She remembers the friendship—Braden’s best friend, the boy who hovered at her side, her shadow, her protector. But not the shift. Not the slow, beautiful slide from comfort into something deeper. Something wild. Something real.
Gone.
I try to hold her gaze, to keep myself steady, but the ache inside me swells like a storm surge. Was it fear? Maybe. Rejection? Probably. But more than anything—it’s grief. For what we had. For the part of her that used to look at me like I was her world.
The part that remembered my hands on her skin. My mouth on hers. The way she used to whisper my name like a prayer and a promise.
Now, she just stares, lost.
I swallow hard. My jaw ticks as I shove it all down—stuff the hurt into the deepest place inside me and slam the door shut.
Be her anchor. Not the storm.
“Yeah,” I say quietly. Even that one word feels jagged in my throat. “That’s me.”
Her brows knit together. Her hand lifts, fingers brushing the bandage at her temple like the answers are buried beneath it. My heart twists as I watch her struggle to find me in a mind that no longer knows how.
June doesn’t catch it. She hums and taps at her chart, still all sunshine and blissfully unaware that she just turned our whole world on its head with one casual comment.
And God help me—I want to hate her. Just a little.
Jesus, June. Do you enjoy emotionally gutting people before breakfast?
But I keep my shit together. For Mac.
Because she doesn’t need the past right now. She needs the present. She needs something steady.
She needs me.
So, I stay still. Stay quiet.
And I wait.
Because if it takes a hundred days… a thousand quiet reassurances… I’ll give them.
I’ll wait for her to find her way back to me.
Even if it means pretending we’re just friends again.

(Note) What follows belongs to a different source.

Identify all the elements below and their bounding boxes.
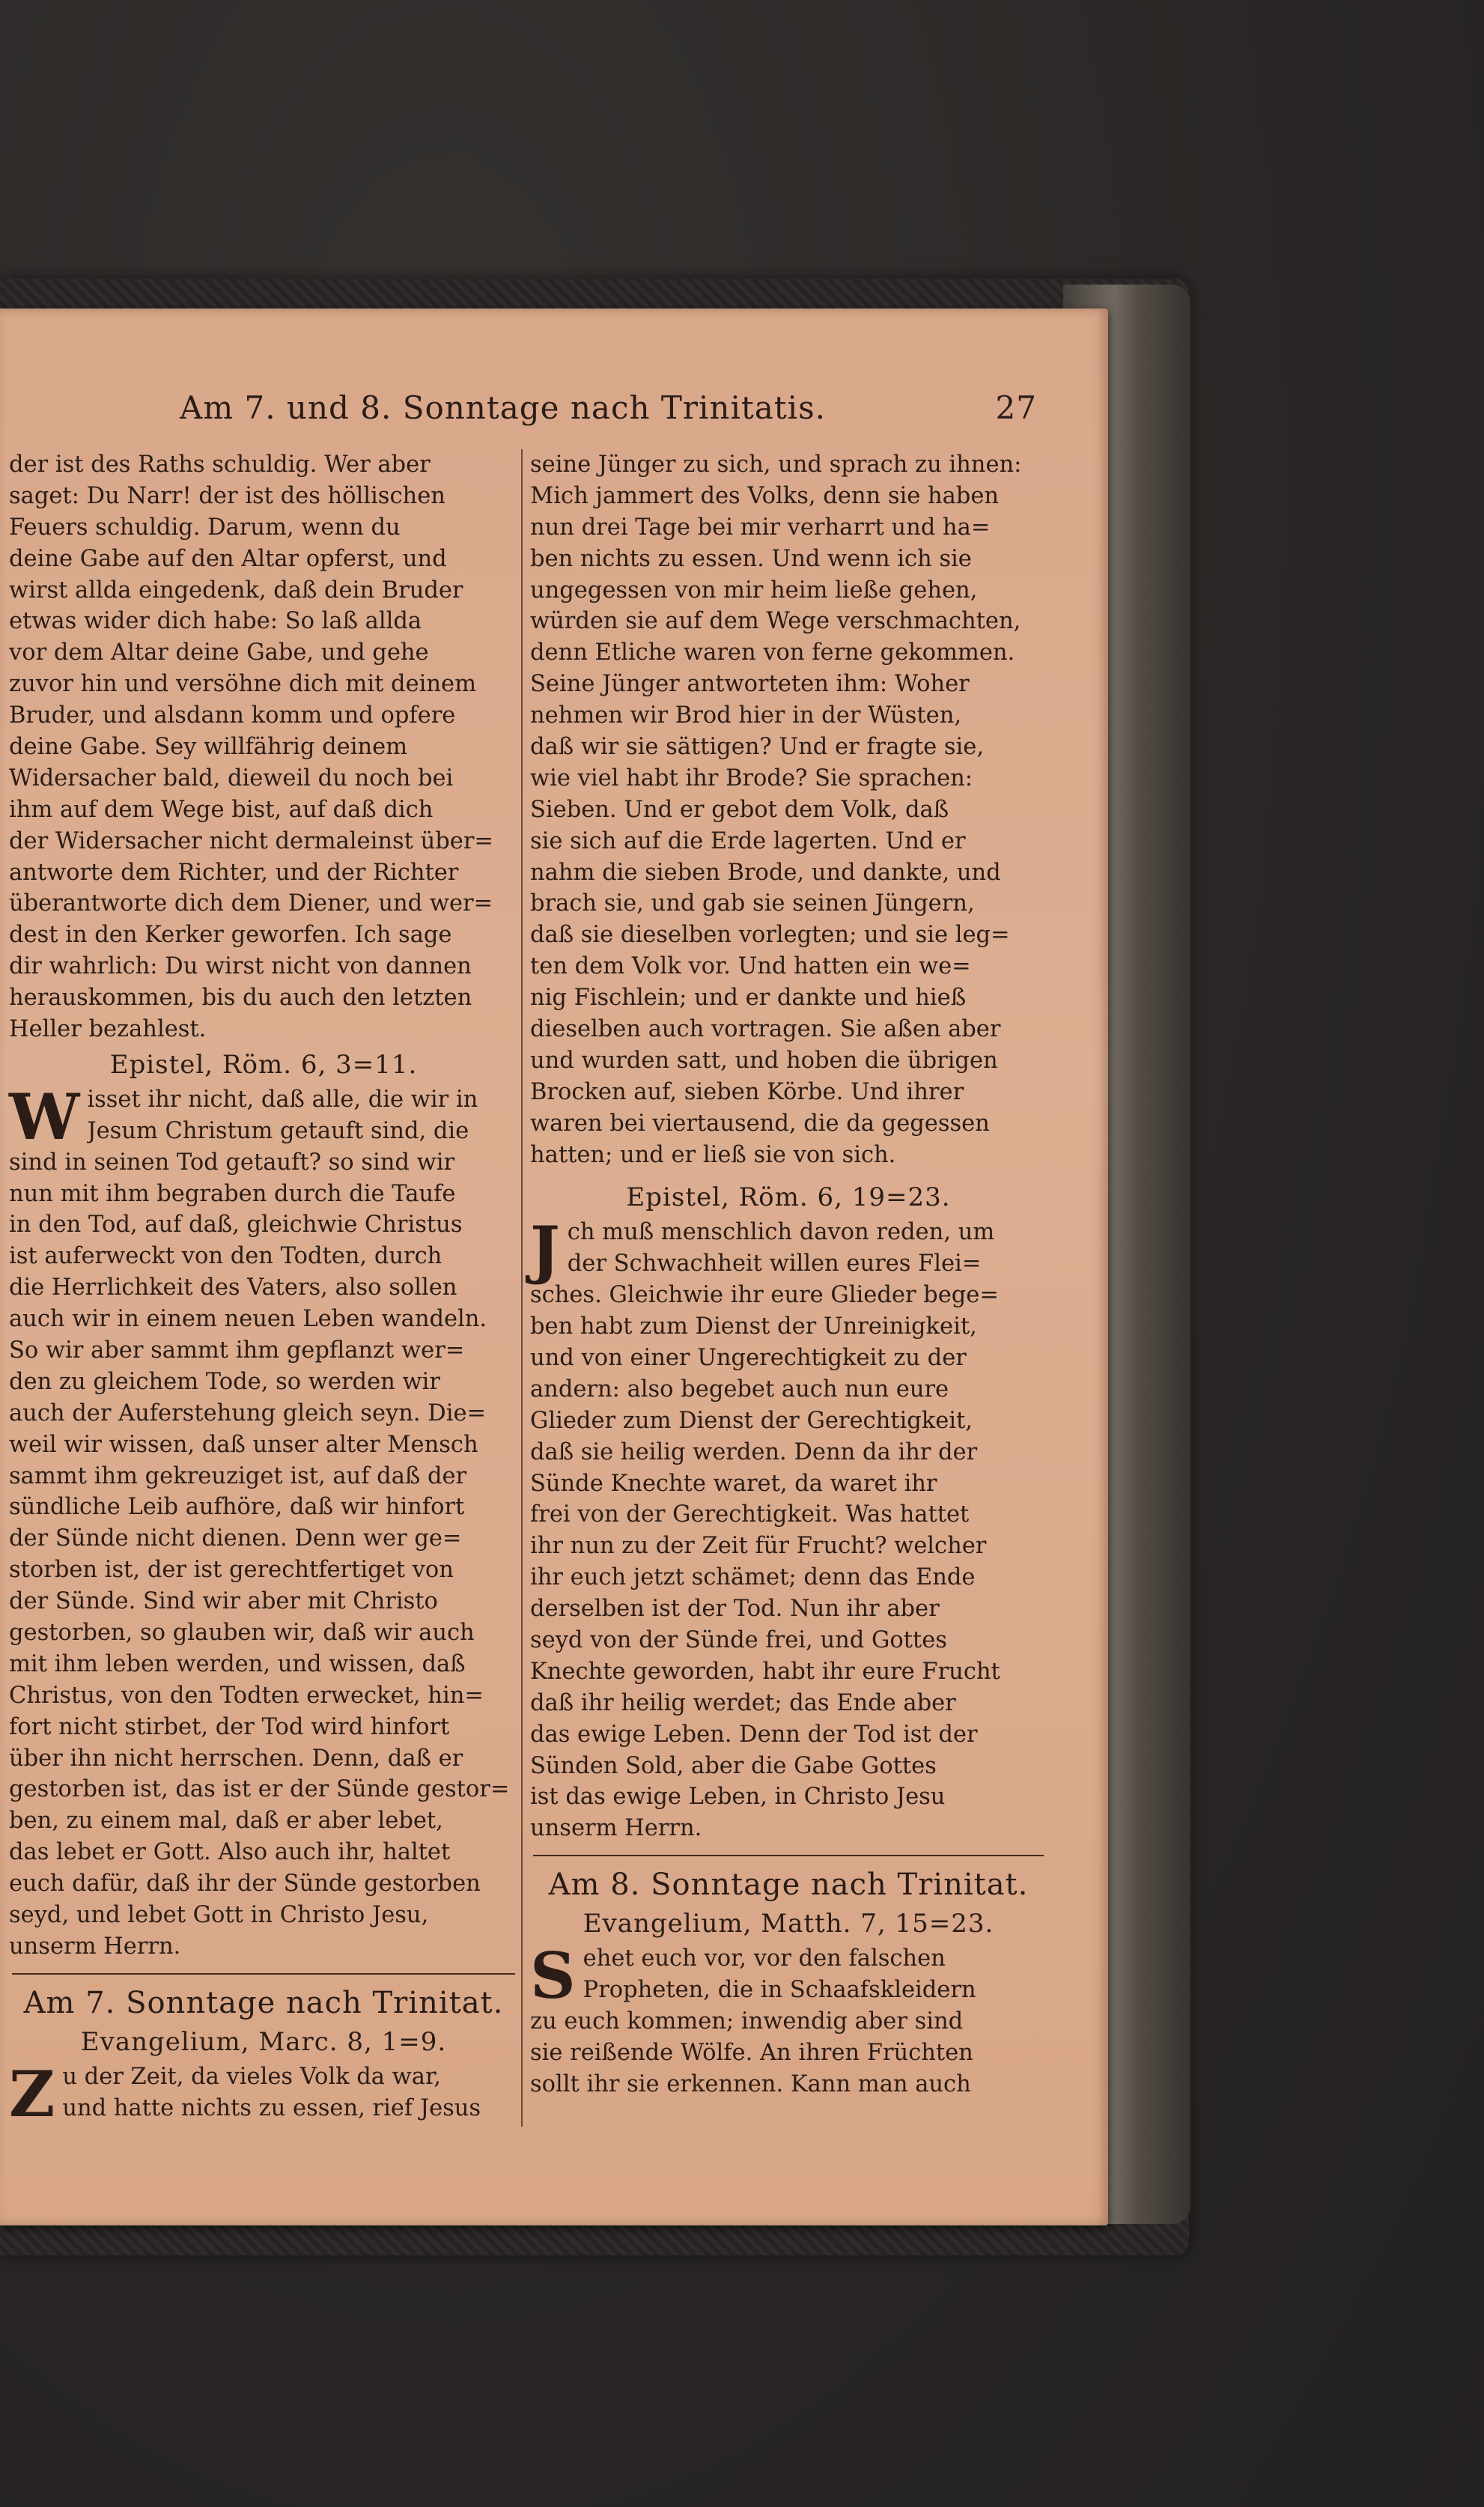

Even if it shreds me to pieces.
The space between us crackles—heavy with words unspoken. She’s looking at me again, searching, like she’ll find the truth written on my face.
And maybe…maybe she does.
Because right now, she might not remember loving me.
But she remembers wanting me.
June, the chaos gremlin in scrubs, clears her throat, slicing through the moment. “I’ll be back soon with the doctor. He’ll want to check in during rounds.”
Then she’s gone, and the door clicks shut behind her.
Mac exhales shakily, fingers curling into the edge of the hospital blanket. I watch her for a beat, then speak before I overthink it.
“Do you want anything?” I ask, gentler this time. “I can pick something up for you—anything. PJs? Something soft?”
She hesitates. Her teeth catch her bottom lip. Then, almost too quiet to hear, she whispers, “Tell me about Braden.”